The company guided to a relatively low share buyback of $250 million in 2022. I show that they have about $936 million available free cash flow after dividends and buybacks, but $600 million of this was already spent on Royal Power Solutions. For 2023, I assume no acquisitions, allowing for $1.5 billion of share buybacks. I assume dividend increases of $0.03 per quarter each year.
The resulting non-GAAP EPS projections are $7.70 in 2022 and $8.70 in 2023 which represents a 13% growth rate for the next year. At the closing price on the day of the earnings release, P/E’s on these estimates would be 22.8 times 2021 earnings, 19.6 times 2022, and 17.4 times 2023.
Valuation And Conclusion
In my November article, I calculated a fair value estimate for Eaton using a fair P/E of 28 times 2021 EPS. (PEG ratio of 2 and growth rate of 14%) I got lucky and estimated Eaton’s 2021 EPS correctly to the penny at $6.62, resulting in a fair value of $185 per share.
If I follow the same methodology and roll the base earnings year forward to 2022, we have a current year EPS of $7.70 and an EPS growth rate of 13%, meaning fair value would be $7.70 x 26 = $200 per share.
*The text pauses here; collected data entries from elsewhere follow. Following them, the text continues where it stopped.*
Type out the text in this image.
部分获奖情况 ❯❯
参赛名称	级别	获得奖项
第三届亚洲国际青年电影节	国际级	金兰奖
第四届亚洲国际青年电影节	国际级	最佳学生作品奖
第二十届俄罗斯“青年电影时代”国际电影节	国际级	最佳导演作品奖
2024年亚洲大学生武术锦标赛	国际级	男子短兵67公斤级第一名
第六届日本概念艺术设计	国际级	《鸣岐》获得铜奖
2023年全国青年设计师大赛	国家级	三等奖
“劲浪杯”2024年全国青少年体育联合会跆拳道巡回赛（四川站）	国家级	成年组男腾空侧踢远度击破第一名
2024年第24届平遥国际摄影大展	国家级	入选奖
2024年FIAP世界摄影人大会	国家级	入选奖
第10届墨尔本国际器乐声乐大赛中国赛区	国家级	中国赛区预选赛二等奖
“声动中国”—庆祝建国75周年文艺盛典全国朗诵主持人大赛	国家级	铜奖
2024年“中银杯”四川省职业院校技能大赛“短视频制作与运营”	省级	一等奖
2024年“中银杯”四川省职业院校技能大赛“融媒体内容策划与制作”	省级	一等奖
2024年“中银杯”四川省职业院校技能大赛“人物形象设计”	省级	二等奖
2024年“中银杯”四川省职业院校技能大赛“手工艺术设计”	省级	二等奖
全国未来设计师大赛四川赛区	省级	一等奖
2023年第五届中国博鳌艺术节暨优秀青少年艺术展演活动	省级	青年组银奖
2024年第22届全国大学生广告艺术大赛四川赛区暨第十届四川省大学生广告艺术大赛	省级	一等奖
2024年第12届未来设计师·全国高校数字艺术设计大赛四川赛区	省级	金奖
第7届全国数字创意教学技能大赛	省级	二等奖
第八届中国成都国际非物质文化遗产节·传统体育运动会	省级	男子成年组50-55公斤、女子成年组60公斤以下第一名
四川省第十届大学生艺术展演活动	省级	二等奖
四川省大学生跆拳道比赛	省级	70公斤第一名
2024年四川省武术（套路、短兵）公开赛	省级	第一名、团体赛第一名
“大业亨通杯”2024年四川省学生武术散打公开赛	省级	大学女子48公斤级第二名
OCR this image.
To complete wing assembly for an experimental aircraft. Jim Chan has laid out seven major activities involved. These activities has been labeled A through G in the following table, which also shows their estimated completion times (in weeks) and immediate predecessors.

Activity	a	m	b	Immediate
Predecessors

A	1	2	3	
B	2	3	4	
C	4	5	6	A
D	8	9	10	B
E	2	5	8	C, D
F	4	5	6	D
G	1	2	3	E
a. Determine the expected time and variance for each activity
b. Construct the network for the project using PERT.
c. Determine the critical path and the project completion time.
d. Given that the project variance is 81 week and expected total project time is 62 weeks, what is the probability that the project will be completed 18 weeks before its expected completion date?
However, due to increasing interest rates and the fact that my EPS estimate is at the high end of the company range, I will leave the fair value estimate at $185.
Compared to close peer Emerson Electric (EMR), Eaton is valued similarly. They also have a similar growth rate over the 2021-2023 period, although Eaton has more growth in the final year.
At $151, Eaton stock has 22.5% upside to my $185 fair value estimate. That is considerably more margin of safety than existed in November. From a technical viewpoint, the share price is near support at the October 2021 lows around $149. Fundamentally, Eaton is a different company than it was 10 or 20 years ago thanks to the high degree of portfolio optimization that management did in 2021. I don’t consider the lower long-term average P/E very relevant in this case. Rising interest rates and slowing growth are a risk for any stock, especially in the Industrial sector. However, Eaton’s ability to continue growing sales and margins through supply chain constraints makes Eaton worth buying now while the stock is on sale.